I militanti a Monte Stella: l’oncologo è vecchio per la politica, fuori dai partiti e la sua laicità dà problemi

Andrea Fontana

Troppo anziano, troppo laico, maschio, fuori dai partiti, un punto interrogativo come amministratore. Il potenziale candidato di centrosinistra, Umberto Veronesi, a 24 ore dal suo «Ci sto pensando» alla corsa per Palazzo Marino, ha già la sua lista dei difetti compilata dal popolo sinistrorso riunito a Montestella.
«L’età è un po’ troppo avanzata» risponde ridacchiando Federico, 33enne impiegato di zona Loreto; gli fa eco Angelo, 39 anni, professione ghisa : «È anziano, meglio un quarantenne. Mi piacerebbe Panzeri, l’europarlamentare». L’ottantacinquenne Carlo Talamucci, vicepresidente dell’Anpi, con tessere Pci, Pds e Ds nel taschino, punta su altro: «Certo, come ministro ha fatto bene, ma come amministratore è un mistero, meglio De Bortoli, un giovane intellettuale da battaglia». Proposta vanificata a tempo di record visto che un minuto dopo arriva l’ufficialità: il direttore de Il Sole 24 Ore non è disponibile per la poltrona di Palazzo Marino.

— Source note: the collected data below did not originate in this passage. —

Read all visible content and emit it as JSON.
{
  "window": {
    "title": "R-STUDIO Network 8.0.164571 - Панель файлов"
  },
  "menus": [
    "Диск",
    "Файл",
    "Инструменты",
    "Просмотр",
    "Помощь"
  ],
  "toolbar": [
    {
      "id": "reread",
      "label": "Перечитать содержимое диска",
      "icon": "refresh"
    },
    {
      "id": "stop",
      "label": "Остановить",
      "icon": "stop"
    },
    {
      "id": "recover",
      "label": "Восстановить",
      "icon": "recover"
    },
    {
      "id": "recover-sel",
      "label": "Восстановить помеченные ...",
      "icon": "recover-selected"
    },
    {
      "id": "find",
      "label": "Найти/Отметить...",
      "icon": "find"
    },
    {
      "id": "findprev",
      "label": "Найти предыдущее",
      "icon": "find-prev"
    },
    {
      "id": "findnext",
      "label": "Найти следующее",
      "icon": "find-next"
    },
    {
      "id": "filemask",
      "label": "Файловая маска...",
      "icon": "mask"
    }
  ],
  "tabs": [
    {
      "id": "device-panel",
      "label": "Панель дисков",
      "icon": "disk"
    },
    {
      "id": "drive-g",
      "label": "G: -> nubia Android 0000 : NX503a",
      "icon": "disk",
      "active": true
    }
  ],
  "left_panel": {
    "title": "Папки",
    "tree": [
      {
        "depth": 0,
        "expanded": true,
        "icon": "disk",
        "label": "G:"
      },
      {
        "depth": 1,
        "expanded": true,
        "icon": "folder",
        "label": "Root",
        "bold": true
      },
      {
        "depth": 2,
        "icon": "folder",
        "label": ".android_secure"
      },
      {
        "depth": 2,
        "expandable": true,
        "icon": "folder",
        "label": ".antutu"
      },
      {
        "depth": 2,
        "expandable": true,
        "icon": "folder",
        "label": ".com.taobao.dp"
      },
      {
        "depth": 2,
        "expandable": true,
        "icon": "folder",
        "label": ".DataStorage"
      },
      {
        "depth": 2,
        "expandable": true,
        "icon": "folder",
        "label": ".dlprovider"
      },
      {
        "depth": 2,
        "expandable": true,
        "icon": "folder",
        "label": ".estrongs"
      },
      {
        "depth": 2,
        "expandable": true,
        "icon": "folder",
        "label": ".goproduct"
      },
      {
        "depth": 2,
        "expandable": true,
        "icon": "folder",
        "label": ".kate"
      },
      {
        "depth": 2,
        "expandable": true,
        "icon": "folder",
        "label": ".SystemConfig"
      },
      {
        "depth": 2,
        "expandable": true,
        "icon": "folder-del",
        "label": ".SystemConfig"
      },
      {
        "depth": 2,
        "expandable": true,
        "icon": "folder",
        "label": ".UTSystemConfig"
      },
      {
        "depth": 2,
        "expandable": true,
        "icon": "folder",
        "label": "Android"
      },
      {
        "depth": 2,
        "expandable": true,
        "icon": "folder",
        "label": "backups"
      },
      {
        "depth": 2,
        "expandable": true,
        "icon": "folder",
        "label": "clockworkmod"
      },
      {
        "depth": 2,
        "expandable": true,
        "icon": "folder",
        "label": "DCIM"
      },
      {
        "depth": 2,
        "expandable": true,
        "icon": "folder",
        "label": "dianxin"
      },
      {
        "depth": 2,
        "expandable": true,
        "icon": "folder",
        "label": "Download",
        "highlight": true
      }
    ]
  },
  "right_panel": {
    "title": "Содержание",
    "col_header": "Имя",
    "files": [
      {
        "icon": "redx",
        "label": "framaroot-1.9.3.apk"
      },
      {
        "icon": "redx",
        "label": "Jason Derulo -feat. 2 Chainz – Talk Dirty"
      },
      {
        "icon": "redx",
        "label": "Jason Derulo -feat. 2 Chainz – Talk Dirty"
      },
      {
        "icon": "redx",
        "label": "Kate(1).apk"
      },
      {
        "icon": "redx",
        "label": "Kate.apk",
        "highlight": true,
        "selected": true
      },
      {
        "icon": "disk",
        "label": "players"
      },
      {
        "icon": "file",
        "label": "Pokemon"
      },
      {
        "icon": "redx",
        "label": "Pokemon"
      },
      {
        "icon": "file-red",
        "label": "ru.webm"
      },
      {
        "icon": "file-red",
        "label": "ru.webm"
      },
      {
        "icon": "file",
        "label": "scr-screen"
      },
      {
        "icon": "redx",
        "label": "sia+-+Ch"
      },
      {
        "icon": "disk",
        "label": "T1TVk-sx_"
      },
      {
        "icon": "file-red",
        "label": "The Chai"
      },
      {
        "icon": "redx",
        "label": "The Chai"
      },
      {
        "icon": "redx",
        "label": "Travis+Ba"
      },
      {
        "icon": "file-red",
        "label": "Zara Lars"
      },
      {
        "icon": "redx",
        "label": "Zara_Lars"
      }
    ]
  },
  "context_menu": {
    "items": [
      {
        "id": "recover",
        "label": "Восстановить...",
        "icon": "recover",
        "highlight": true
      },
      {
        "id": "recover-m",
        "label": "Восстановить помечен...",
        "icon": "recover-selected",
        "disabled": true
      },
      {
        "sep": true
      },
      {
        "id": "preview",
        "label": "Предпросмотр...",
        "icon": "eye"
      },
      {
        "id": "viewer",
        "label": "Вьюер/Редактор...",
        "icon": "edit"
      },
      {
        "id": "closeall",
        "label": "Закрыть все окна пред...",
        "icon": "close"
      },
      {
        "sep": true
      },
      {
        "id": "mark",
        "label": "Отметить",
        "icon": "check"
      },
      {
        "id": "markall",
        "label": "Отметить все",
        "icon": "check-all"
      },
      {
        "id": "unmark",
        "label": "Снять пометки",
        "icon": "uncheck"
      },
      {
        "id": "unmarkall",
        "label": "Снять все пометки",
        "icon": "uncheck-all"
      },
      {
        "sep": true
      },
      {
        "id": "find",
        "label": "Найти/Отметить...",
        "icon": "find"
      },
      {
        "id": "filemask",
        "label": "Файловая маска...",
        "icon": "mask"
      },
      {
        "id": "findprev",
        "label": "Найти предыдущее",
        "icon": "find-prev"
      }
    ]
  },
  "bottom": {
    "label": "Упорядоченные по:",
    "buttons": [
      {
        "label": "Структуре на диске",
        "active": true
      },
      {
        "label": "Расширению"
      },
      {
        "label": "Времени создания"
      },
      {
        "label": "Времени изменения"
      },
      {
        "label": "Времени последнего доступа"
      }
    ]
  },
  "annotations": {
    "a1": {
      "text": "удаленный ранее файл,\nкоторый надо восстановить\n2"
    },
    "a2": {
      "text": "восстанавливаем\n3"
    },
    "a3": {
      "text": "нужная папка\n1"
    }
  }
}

Impressioni a caldo da «Sì, ma...» per chi, mentre presta un orecchio alle parole di Pierluigi Bersani allo Spazio Coop non salta di gioia al pensiero del sindaco-scienziato. «L’ho sentito al Tg3 delle 12 e mi ha sorpreso - esordisce Umberto, quarantenne della sezione Ds di San Donato, con grembiule bianco e asciugamano in testa -. Dico, perché no? Ma non sono entusiasta». Non mancano le riflessioni più articolate dei trentenni che segnalano il rischio dell’accoppiata Veronesi-centrosinistra a Milano. «Preferirei un uomo di partito, magari appoggiato da personalità della società civile - è l’analisi di Gianluca Bocchinfuso, insegnante di Lettere, originario di Cosenza -. Veronesi potrebbe fare l’assessore, ma come sindaco rischia di essere bruciato dalle differenze tra i partiti». La laicità e la posizione a favore della fecondazione assistita è il «difetto» indicato da Gianluca, impiegato di 30 anni, che sentenzia: «Il problema vero è la Margherita: gli ex democristiani e i cattolici non saranno certo contenti». Per una Franca, diessina in camicetta rossa e Unità sotto braccio, che ha «un sogno impossibile: un candidato donna», un brizzolato cinquantenne della direzione provinciale Ds che spegne il dibattito: «Ci sono giornali e giornalisti che creano e lanciano le candidature: il centrosinistra farà uscire i nomi nel momento opportuno e se ci saranno più candidature si andrà alle primarie».